Differentiation problem?

At 7:00 a.m. a truck is 100 miles due north of a car. The truck is traveling south at a constant speed of 40 mph, while the car is traveling east at 60 mph. How fast is the distance between the car and the truck changing at 7:30 a.m.?
Answers

rotchm

Note that you already asked that question and was answered to you. Yet you refused to understand it and to work it out. You just wanted the answer given to you. That's not how you are going to learn anything. Again, in this problem, YOU need to realize that it starts off from highschool geometry and algebra. Can you do that part on your own?
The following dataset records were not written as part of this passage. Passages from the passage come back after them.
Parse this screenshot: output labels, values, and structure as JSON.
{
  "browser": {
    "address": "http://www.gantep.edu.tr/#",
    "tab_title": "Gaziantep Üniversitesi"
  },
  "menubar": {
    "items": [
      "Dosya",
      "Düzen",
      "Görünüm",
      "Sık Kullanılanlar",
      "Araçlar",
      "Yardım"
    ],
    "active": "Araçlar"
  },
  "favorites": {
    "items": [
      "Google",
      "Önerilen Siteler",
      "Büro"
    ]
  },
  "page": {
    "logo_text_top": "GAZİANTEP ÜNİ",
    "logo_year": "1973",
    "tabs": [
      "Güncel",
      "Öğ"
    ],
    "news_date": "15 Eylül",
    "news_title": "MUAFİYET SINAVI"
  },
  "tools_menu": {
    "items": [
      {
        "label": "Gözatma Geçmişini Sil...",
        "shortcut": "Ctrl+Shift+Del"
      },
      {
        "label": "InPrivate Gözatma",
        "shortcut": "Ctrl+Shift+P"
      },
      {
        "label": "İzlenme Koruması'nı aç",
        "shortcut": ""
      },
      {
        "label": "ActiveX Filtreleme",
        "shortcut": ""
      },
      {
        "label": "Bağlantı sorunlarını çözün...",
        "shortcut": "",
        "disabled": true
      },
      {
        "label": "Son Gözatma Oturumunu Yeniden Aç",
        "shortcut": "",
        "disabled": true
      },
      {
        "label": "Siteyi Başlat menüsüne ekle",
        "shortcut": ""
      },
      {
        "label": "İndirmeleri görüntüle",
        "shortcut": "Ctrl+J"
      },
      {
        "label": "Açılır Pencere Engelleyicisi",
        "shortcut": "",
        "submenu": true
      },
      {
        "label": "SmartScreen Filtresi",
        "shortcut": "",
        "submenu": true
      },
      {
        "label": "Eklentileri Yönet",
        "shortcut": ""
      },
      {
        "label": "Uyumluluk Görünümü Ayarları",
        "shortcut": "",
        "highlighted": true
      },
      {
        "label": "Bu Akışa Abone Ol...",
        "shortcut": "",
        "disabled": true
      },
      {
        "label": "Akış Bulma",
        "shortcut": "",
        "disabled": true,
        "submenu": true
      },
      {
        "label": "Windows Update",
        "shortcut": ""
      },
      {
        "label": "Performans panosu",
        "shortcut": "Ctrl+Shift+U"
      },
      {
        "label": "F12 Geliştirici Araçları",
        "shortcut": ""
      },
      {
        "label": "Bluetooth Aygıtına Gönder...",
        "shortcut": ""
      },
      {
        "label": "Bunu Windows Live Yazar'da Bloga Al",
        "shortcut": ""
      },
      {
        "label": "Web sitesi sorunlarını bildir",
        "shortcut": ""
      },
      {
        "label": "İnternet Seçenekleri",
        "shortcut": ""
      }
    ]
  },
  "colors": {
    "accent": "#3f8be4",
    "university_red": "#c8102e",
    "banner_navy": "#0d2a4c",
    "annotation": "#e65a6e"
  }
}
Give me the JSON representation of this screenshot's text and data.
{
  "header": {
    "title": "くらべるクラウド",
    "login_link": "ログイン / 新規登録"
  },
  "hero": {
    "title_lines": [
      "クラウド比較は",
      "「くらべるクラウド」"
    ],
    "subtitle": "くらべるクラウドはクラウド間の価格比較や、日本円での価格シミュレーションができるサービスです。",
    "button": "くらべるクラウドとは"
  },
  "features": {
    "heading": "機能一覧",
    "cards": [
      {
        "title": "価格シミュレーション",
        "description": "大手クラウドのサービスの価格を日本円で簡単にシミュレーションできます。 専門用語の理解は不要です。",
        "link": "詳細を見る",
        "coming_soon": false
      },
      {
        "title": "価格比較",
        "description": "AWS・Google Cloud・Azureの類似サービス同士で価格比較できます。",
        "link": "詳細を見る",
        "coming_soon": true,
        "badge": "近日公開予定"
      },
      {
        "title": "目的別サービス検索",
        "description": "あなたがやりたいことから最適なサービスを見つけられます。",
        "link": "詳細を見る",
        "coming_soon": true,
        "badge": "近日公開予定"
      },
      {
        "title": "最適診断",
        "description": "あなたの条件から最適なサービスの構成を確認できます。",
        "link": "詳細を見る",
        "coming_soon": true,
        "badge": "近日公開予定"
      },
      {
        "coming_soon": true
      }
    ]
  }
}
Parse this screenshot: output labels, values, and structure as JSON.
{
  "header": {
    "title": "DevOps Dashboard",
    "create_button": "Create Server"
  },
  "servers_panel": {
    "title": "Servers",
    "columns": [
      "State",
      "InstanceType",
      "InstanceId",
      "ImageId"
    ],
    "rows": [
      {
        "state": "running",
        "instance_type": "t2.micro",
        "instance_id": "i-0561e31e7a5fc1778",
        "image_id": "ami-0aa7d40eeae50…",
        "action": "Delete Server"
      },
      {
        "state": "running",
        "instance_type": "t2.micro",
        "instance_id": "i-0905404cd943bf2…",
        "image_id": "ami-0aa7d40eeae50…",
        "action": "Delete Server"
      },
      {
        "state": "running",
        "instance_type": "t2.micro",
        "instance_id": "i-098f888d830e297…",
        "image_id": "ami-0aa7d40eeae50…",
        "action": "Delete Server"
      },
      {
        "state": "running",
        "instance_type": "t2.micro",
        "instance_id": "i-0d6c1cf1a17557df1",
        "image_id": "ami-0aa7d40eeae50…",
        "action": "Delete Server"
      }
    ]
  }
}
U need to know this so as to know your level of understanding, so that u may take appropriate steps to get better; learn to walk before u learn to run & jump.

Jeff Aaron

Let t = number of hours elapsed Let x = how far east of the truck is the car: starts at 0 when t = 0 and increases at 60 per hour, so we have: x = 60t Let y = how far north of the car is the truck: starts at 100 when t = 0 and decreases and 40 per hour, so we have: y = 100 - 40t Let d is the distance between the car and the truck, so Pythagoras gives us: d^2 = x^2 + y^2 d^2 = (60t)^2 + (100 - 40t)^2 d^2 = 3600t^2 + 10000 - 8000t + 1600t^2 d = sqrt(5200t^2 - 8000t + 10000) Let u = 5200t^2 - 8000t + 10000, so du/dt = 10400t - 8000 So d = sqrt(u) = u^0.5, so dd/du = 0.5u^(-0.5) = 1 / (2 * sqrt(5200t^2 - 8000t + 10000)) By the Chain Rule: dd/dt = dd/du * du/dt dd/dt = (1 / (2 * sqrt(5200t^2 - 8000t + 10000))) * (10400t - 8000) dd/dt = (260t - 200) / sqrt(13t^2 - 20t + 25) At 7:30, half an hour has elapsed, so t = 0.5, so we have: dd/dt = (260*0.5 - 200) / sqrt(13*0.5^2 - 20*0.5 + 25) dd/dt = (130 - 200) / sqrt(13*0.25 - 10 + 25) dd/dt = -70 / sqrt(3.25 - 10 + 25) dd/dt = -70 / sqrt(18.25) dd/dt = -140 / sqrt(73) dd/dt =~ -16.385760607458278952082613228405 Note: A negative number means the distance is decreasing.